As these books became popular, English equivalents eventually started to appear from the early 1700s onwards. One such original book we went to look at last year had questions such as whether children would be dutiful or whether you would die rich or poor. Other questions perhaps are more suited to the time, such as “In what kind of cattle, beasts, or poultry is it best to deal?” It is interesting that these books often chose the question as well as the answer, making it more of a parlour game.13

As time went on, often these questions, verses, and answers were depicted next to the playing cards that might have been chosen for that particular route. So it was only a matter of time for people to simplify the whole method (who wanted to buy a big book when you only needed cards?) by writing down a simplified form of the verses on a pack of cards. Also, perhaps it became even more obvious to have a small vignette (picture) on the playing card, to help with the interpretation!

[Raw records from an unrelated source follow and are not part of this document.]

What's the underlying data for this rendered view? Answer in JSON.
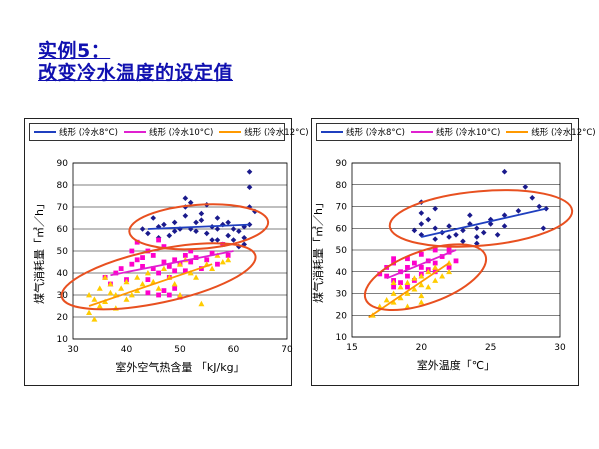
{
  "slide": {
    "title_line1": "实例5：",
    "title_line2": "改变冷水温度的设定值"
  },
  "colors": {
    "series_8": "#1a1a8c",
    "series_10": "#ff00cc",
    "series_12": "#ffcc00",
    "trend_8": "#1f3fbf",
    "trend_10": "#e020d0",
    "trend_12": "#ff9900",
    "ellipse": "#e85020"
  },
  "chart_data": [
    {
      "type": "scatter",
      "xlabel": "室外空气热含量 「kJ/kg」",
      "ylabel": "煤气消耗量「㎥／h」",
      "xlim": [
        30,
        70
      ],
      "ylim": [
        10,
        90
      ],
      "xticks": [
        30,
        40,
        50,
        60,
        70
      ],
      "yticks": [
        10,
        20,
        30,
        40,
        50,
        60,
        70,
        80,
        90
      ],
      "legend": [
        "线形 (冷水8°C)",
        "线形 (冷水10°C)",
        "线形 (冷水12°C)"
      ],
      "trendlines": [
        {
          "x": [
            44,
            63
          ],
          "y": [
            60,
            62
          ]
        },
        {
          "x": [
            37,
            60
          ],
          "y": [
            39,
            50
          ]
        },
        {
          "x": [
            33,
            56
          ],
          "y": [
            25,
            44
          ]
        }
      ],
      "ellipses": [
        {
          "cx": 53.5,
          "cy": 61,
          "rx": 13,
          "ry": 10,
          "angle": -4
        },
        {
          "cx": 46,
          "cy": 38.5,
          "rx": 18.5,
          "ry": 12,
          "angle": -12
        }
      ],
      "series": [
        {
          "name": "冷水8°C",
          "marker": "diamond",
          "points": [
            [
              43,
              60
            ],
            [
              44,
              58
            ],
            [
              45,
              65
            ],
            [
              46,
              61
            ],
            [
              47,
              62
            ],
            [
              48,
              57
            ],
            [
              49,
              59
            ],
            [
              50,
              60
            ],
            [
              51,
              74
            ],
            [
              51,
              70
            ],
            [
              51,
              66
            ],
            [
              52,
              72
            ],
            [
              52,
              60
            ],
            [
              53,
              59
            ],
            [
              53,
              63
            ],
            [
              54,
              64
            ],
            [
              55,
              58
            ],
            [
              55,
              71
            ],
            [
              56,
              61
            ],
            [
              56,
              55
            ],
            [
              57,
              65
            ],
            [
              57,
              60
            ],
            [
              58,
              62
            ],
            [
              58,
              53
            ],
            [
              59,
              57
            ],
            [
              60,
              60
            ],
            [
              60,
              55
            ],
            [
              61,
              59
            ],
            [
              61,
              52
            ],
            [
              62,
              61
            ],
            [
              62,
              56
            ],
            [
              62,
              53
            ],
            [
              63,
              86
            ],
            [
              63,
              79
            ],
            [
              63,
              70
            ],
            [
              64,
              68
            ],
            [
              63,
              62
            ],
            [
              46,
              56
            ],
            [
              49,
              63
            ],
            [
              54,
              67
            ],
            [
              57,
              55
            ],
            [
              59,
              63
            ]
          ]
        },
        {
          "name": "冷水10°C",
          "marker": "square",
          "points": [
            [
              36,
              38
            ],
            [
              37,
              35
            ],
            [
              38,
              40
            ],
            [
              39,
              42
            ],
            [
              40,
              37
            ],
            [
              41,
              44
            ],
            [
              41,
              50
            ],
            [
              42,
              46
            ],
            [
              42,
              54
            ],
            [
              43,
              47
            ],
            [
              43,
              43
            ],
            [
              44,
              50
            ],
            [
              44,
              37
            ],
            [
              45,
              48
            ],
            [
              45,
              42
            ],
            [
              46,
              40
            ],
            [
              46,
              55
            ],
            [
              47,
              52
            ],
            [
              47,
              45
            ],
            [
              47,
              32
            ],
            [
              48,
              43
            ],
            [
              48,
              38
            ],
            [
              48,
              30
            ],
            [
              49,
              46
            ],
            [
              49,
              33
            ],
            [
              50,
              44
            ],
            [
              50,
              29
            ],
            [
              51,
              48
            ],
            [
              51,
              41
            ],
            [
              52,
              50
            ],
            [
              52,
              45
            ],
            [
              53,
              47
            ],
            [
              54,
              42
            ],
            [
              55,
              46
            ],
            [
              56,
              49
            ],
            [
              57,
              44
            ],
            [
              58,
              53
            ],
            [
              59,
              48
            ],
            [
              44,
              31
            ],
            [
              46,
              30
            ],
            [
              49,
              41
            ]
          ]
        },
        {
          "name": "冷水12°C",
          "marker": "triangle",
          "points": [
            [
              33,
              30
            ],
            [
              33,
              22
            ],
            [
              34,
              19
            ],
            [
              34,
              28
            ],
            [
              35,
              33
            ],
            [
              35,
              25
            ],
            [
              36,
              38
            ],
            [
              36,
              27
            ],
            [
              37,
              35
            ],
            [
              37,
              31
            ],
            [
              38,
              30
            ],
            [
              38,
              24
            ],
            [
              39,
              33
            ],
            [
              40,
              36
            ],
            [
              40,
              28
            ],
            [
              41,
              30
            ],
            [
              42,
              38
            ],
            [
              42,
              32
            ],
            [
              43,
              35
            ],
            [
              44,
              40
            ],
            [
              45,
              36
            ],
            [
              46,
              33
            ],
            [
              47,
              42
            ],
            [
              48,
              38
            ],
            [
              49,
              35
            ],
            [
              50,
              44
            ],
            [
              50,
              30
            ],
            [
              51,
              46
            ],
            [
              52,
              40
            ],
            [
              53,
              38
            ],
            [
              54,
              26
            ],
            [
              55,
              44
            ],
            [
              56,
              42
            ],
            [
              57,
              48
            ],
            [
              58,
              45
            ],
            [
              59,
              46
            ]
          ]
        }
      ]
    },
    {
      "type": "scatter",
      "xlabel": "室外温度「℃」",
      "ylabel": "煤气消耗量「㎥／h」",
      "xlim": [
        15,
        30
      ],
      "ylim": [
        10,
        90
      ],
      "xticks": [
        15,
        20,
        25,
        30
      ],
      "yticks": [
        10,
        20,
        30,
        40,
        50,
        60,
        70,
        80,
        90
      ],
      "legend": [
        "线形 (冷水8°C)",
        "线形 (冷水10°C)",
        "线形 (冷水12°C)"
      ],
      "trendlines": [
        {
          "x": [
            20,
            29
          ],
          "y": [
            56,
            69
          ]
        },
        {
          "x": [
            17.5,
            22.5
          ],
          "y": [
            37,
            50
          ]
        },
        {
          "x": [
            16.2,
            22
          ],
          "y": [
            19,
            44
          ]
        }
      ],
      "ellipses": [
        {
          "cx": 24.3,
          "cy": 64.5,
          "rx": 6.6,
          "ry": 12.5,
          "angle": -5
        },
        {
          "cx": 20.3,
          "cy": 37.5,
          "rx": 4.6,
          "ry": 12,
          "angle": -20
        }
      ],
      "series": [
        {
          "name": "冷水8°C",
          "marker": "diamond",
          "points": [
            [
              19.5,
              59
            ],
            [
              20,
              72
            ],
            [
              20,
              67
            ],
            [
              20,
              62
            ],
            [
              20,
              57
            ],
            [
              20.5,
              64
            ],
            [
              21,
              60
            ],
            [
              21,
              55
            ],
            [
              21.5,
              58
            ],
            [
              22,
              56
            ],
            [
              22,
              61
            ],
            [
              22.5,
              57
            ],
            [
              23,
              59
            ],
            [
              23,
              54
            ],
            [
              23.5,
              62
            ],
            [
              23.5,
              66
            ],
            [
              24,
              60
            ],
            [
              24,
              56
            ],
            [
              24.5,
              58
            ],
            [
              25,
              62
            ],
            [
              25,
              64
            ],
            [
              25.5,
              57
            ],
            [
              26,
              61
            ],
            [
              26,
              66
            ],
            [
              26,
              86
            ],
            [
              27,
              68
            ],
            [
              27.5,
              79
            ],
            [
              28,
              74
            ],
            [
              28.5,
              70
            ],
            [
              28.8,
              60
            ],
            [
              29,
              69
            ],
            [
              21,
              69
            ],
            [
              24,
              53
            ]
          ]
        },
        {
          "name": "冷水10°C",
          "marker": "square",
          "points": [
            [
              17.5,
              42
            ],
            [
              17.5,
              38
            ],
            [
              18,
              44
            ],
            [
              18,
              36
            ],
            [
              18,
              33
            ],
            [
              18.5,
              40
            ],
            [
              18.5,
              35
            ],
            [
              19,
              46
            ],
            [
              19,
              42
            ],
            [
              19,
              38
            ],
            [
              19.5,
              44
            ],
            [
              19.5,
              36
            ],
            [
              20,
              48
            ],
            [
              20,
              42
            ],
            [
              20,
              39
            ],
            [
              20.5,
              45
            ],
            [
              20.5,
              41
            ],
            [
              21,
              50
            ],
            [
              21,
              44
            ],
            [
              21,
              40
            ],
            [
              21.5,
              47
            ],
            [
              22,
              49
            ],
            [
              22,
              42
            ],
            [
              22.5,
              45
            ],
            [
              22,
              51
            ],
            [
              17,
              39
            ],
            [
              18,
              46
            ],
            [
              19,
              33
            ]
          ]
        },
        {
          "name": "冷水12°C",
          "marker": "triangle",
          "points": [
            [
              16.5,
              20
            ],
            [
              17,
              24
            ],
            [
              17.5,
              27
            ],
            [
              18,
              30
            ],
            [
              18,
              26
            ],
            [
              18.5,
              33
            ],
            [
              18.5,
              28
            ],
            [
              19,
              35
            ],
            [
              19,
              30
            ],
            [
              19,
              24
            ],
            [
              19.5,
              37
            ],
            [
              19.5,
              32
            ],
            [
              20,
              38
            ],
            [
              20,
              34
            ],
            [
              20,
              29
            ],
            [
              20.5,
              40
            ],
            [
              20.5,
              33
            ],
            [
              21,
              42
            ],
            [
              21,
              36
            ],
            [
              21.5,
              38
            ],
            [
              22,
              44
            ],
            [
              22,
              40
            ],
            [
              18,
              35
            ],
            [
              20,
              26
            ]
          ]
        }
      ]
    }
  ]
}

So over time, the cards became stuck with one meaning, one image, one set of interpretations. But this was not how they started—they started as keys to unlock a separate book of meanings, map of routes, and set of oracles. So when we are reading playing cards, they have no meanings, they just point us to possible verses and meanings. When we read tarot, they have “traditional” meanings.

The Lenormand stands as a bridge between these two phases—the cards only have meanings when considered with the whole tableau, and at the same time have some limited and fixed meanings, such as the anchor being hope or faith. In our Lenormand reading, then, we must recall: The cards are the keys, not the doors.

Now let us go ahead and take those keys … and unlock the doors.